For one thing, the personnel have changed. The Warriors will field a starting lineup of players who are sized appropriately for their positions. Imagine that! There are also players on the roster now with a wider range of skills than ever before. Instead of a bevy of 6'7" scorers, there are defensive specialists, shot-blockers, bruisers, shooters and slashers.

Now, for the first time, the roster is capable of casting aside the insane adherence to run-and-gun basketball.

But here's the problem: It's awfully easy to know how the Warriors shouldn't play. We've got 20 years of evidence to show that. But figuring out how they should play is a trickier issue. Some data from last season helps answer that pressing question, though.

Overall, the Warriors were quite efficient in certain offensive areas last year. They were the NBA's best spot-up shooting team, averaging 1.09 points per play in those situations, according to Synergy Sports.
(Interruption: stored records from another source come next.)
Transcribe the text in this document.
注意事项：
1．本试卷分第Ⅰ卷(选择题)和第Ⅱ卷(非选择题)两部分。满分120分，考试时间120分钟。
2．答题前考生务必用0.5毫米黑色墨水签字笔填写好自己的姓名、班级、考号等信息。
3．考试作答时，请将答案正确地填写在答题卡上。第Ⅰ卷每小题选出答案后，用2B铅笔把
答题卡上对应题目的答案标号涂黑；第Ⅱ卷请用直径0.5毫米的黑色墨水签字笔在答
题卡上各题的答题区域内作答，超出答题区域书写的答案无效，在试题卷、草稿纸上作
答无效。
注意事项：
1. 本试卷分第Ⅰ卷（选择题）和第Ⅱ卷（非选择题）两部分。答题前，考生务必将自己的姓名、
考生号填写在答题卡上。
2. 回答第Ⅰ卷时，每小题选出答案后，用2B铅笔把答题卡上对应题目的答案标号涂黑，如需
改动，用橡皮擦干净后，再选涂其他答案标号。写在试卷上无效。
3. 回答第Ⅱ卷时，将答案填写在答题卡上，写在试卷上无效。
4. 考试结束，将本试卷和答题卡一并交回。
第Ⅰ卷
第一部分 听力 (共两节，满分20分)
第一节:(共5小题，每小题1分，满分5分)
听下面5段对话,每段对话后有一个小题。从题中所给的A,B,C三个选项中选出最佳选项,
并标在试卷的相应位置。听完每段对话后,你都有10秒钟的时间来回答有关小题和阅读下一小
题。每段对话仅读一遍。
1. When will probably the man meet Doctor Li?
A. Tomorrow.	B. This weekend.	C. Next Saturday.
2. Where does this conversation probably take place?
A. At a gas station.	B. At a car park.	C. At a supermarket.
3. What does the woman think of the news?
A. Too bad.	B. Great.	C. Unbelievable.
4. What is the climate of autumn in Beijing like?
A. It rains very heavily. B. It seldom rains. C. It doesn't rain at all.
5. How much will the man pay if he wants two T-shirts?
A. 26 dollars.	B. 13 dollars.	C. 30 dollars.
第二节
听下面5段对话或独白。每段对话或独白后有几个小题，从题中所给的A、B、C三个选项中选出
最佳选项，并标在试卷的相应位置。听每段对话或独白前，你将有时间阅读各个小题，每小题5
They also had some success in pick-and-roll sets, but only when the "roll man" got the ball. They were fifth-best in the league in those situations. David Lee was especially adept as a roller; he averaged 1.03 points per play, which put him in the top 15 percent of NBA players.

Conversely, the Warriors stunk when the ball-handler kept the ball on the pick-and-roll and were even worse in isolation situations—they were in the bottom half of the NBA in both areas. The departure of Monta Ellis will probably remedy both of those ailments, but the Warriors definitely need to scale back their usage of these inefficient scoring modes.
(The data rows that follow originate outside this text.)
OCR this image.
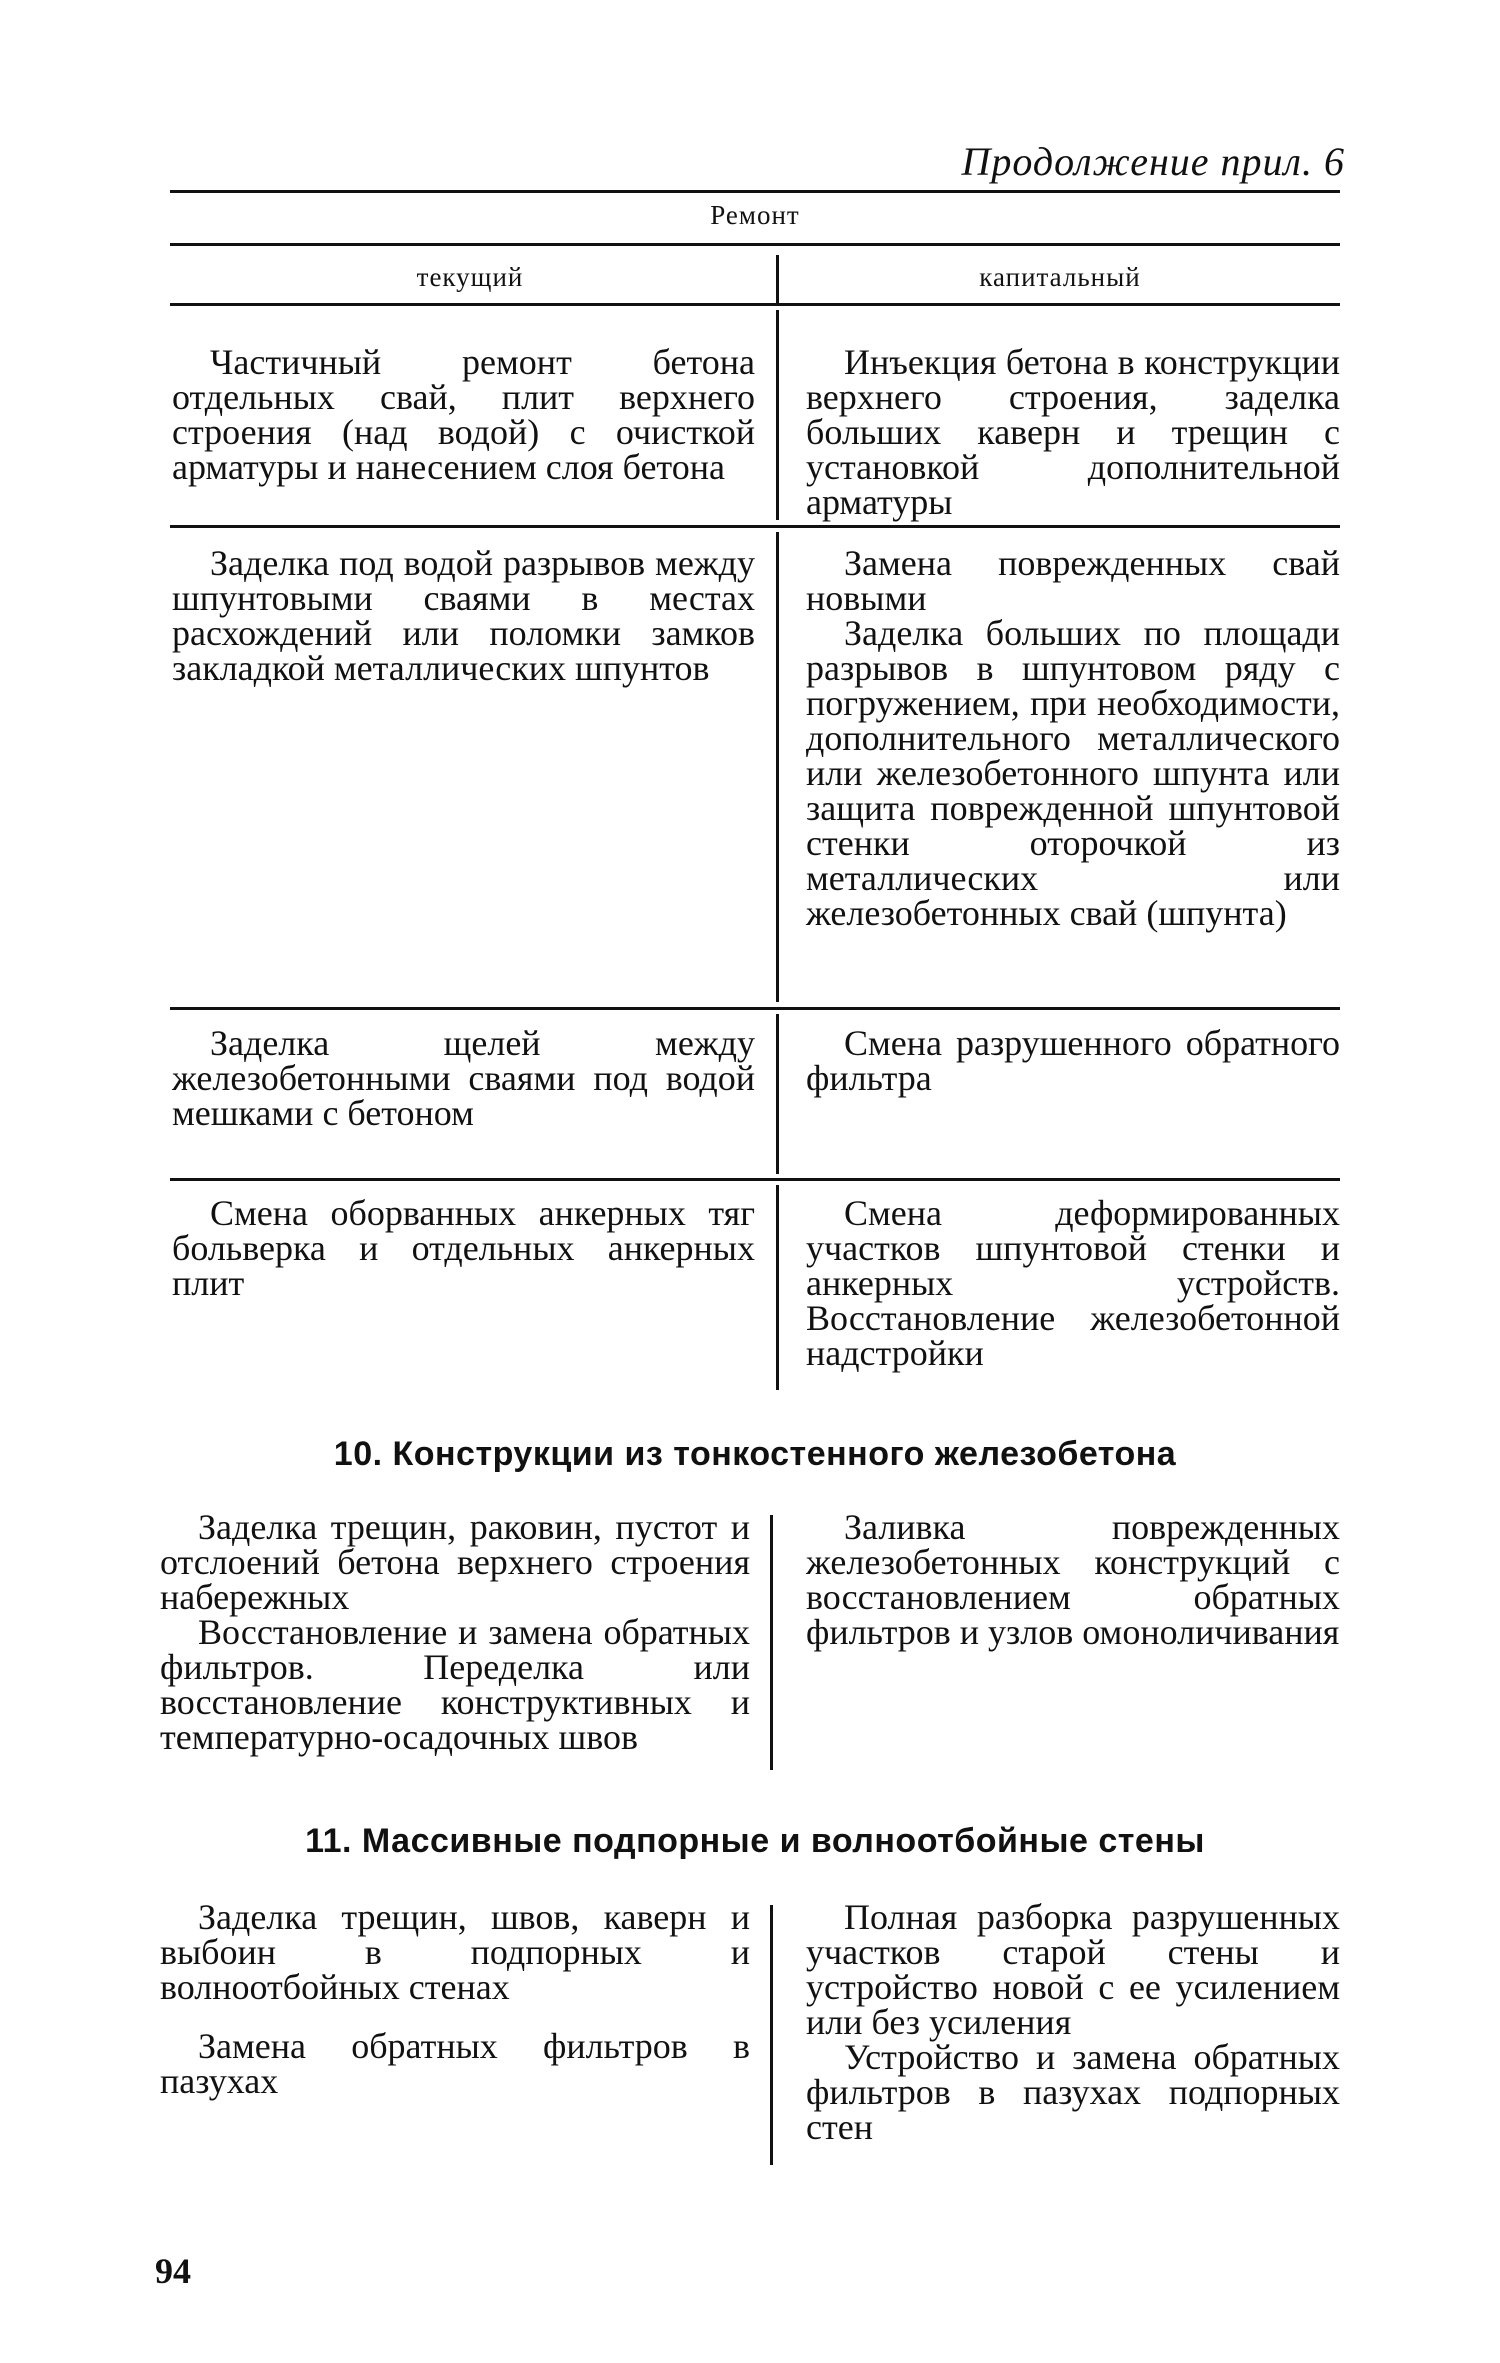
Продолжение прил. 6
Ремонт
текущий	капитальный

Частичный ремонт бетона отдельных свай, плит верхнего строения (над водой) с очисткой арматуры и нанесением слоя бетона

Инъекция бетона в конструкции верхнего строения, заделка больших каверн и трещин с установкой дополнительной арматуры

Заделка под водой разрывов между шпунтовыми сваями в местах расхождений или поломки замков закладкой металлических шпунтов

Замена поврежденных свай новыми

Заделка больших по площади разрывов в шпунтовом ряду с погружением, при необходимости, дополнительного металлического или железобетонного шпунта или защита поврежденной шпунтовой стенки оторочкой из металлических или железобетонных свай (шпунта)

Заделка щелей между железобетонными сваями под водой мешками с бетоном

Смена разрушенного обратного фильтра

Смена оборванных анкерных тяг больверка и отдельных анкерных плит

Смена деформированных участков шпунтовой стенки и анкерных устройств. Восстановление железобетонной надстройки

10. Конструкции из тонкостенного железобетона

Заделка трещин, раковин, пустот и отслоений бетона верхнего строения набережных

Восстановление и замена обратных фильтров. Переделка или восстановление конструктивных и температурно-осадочных швов

Заливка поврежденных железобетонных конструкций с восстановлением обратных фильтров и узлов омоноличивания

11. Массивные подпорные и волноотбойные стены

Заделка трещин, швов, каверн и выбоин в подпорных и волноотбойных стенах

Замена обратных фильтров в пазухах

Полная разборка разрушенных участков старой стены и устройство новой с ее усилением или без усиления

Устройство и замена обратных фильтров в пазухах подпорных стен

94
Knowing all of that, it seems clear that the Warriors' best strategy is to slow down the game's pace, get the ball inside and utilize the pick-and-roll more frequently.

With Andrew Bogut, the Warriors have a good-but-not-great scorer down low who can pass the ball out of a double-team effectively. That will lead to even more spot-up opportunities for Stephen Curry, Klay Thompson and Brandon Rush, each of whom shot better than 40 percent from three-point land last season. In this instance, the Warriors' new personnel perfectly compliments an already-existent strength.

In addition, they must emphasize the pick-and-roll even more. With Curry, and not Ellis, as the primary decision-maker, you can bet that David Lee will be even more effective as a roller. Plus, Curry is a better mid-range shooter than Ellis, so defenses will have to pick their poison. Add the fact that defenders can't leave any of the Warriors' perimeter shooters alone, and you've got a seriously spaced-out floor for David Lee to operate in.

Ultimately, it's clear that in order to do what they do best on offense, the Warriors have to rein in the running game. Bogut and Curry are both coming off ankle surgery, so slowing things down might also have the added benefit of keeping the Warriors' two cornerstones healthy, too.

If the Warriors can utilize their great perimeter shooting on kick-outs, let Bogut do some work down low and allow David Lee to roll to his heart's content, the postseason is a real possibility.

The Warriors playing a slower-paced offensive game? That sounds just crazy enough to work.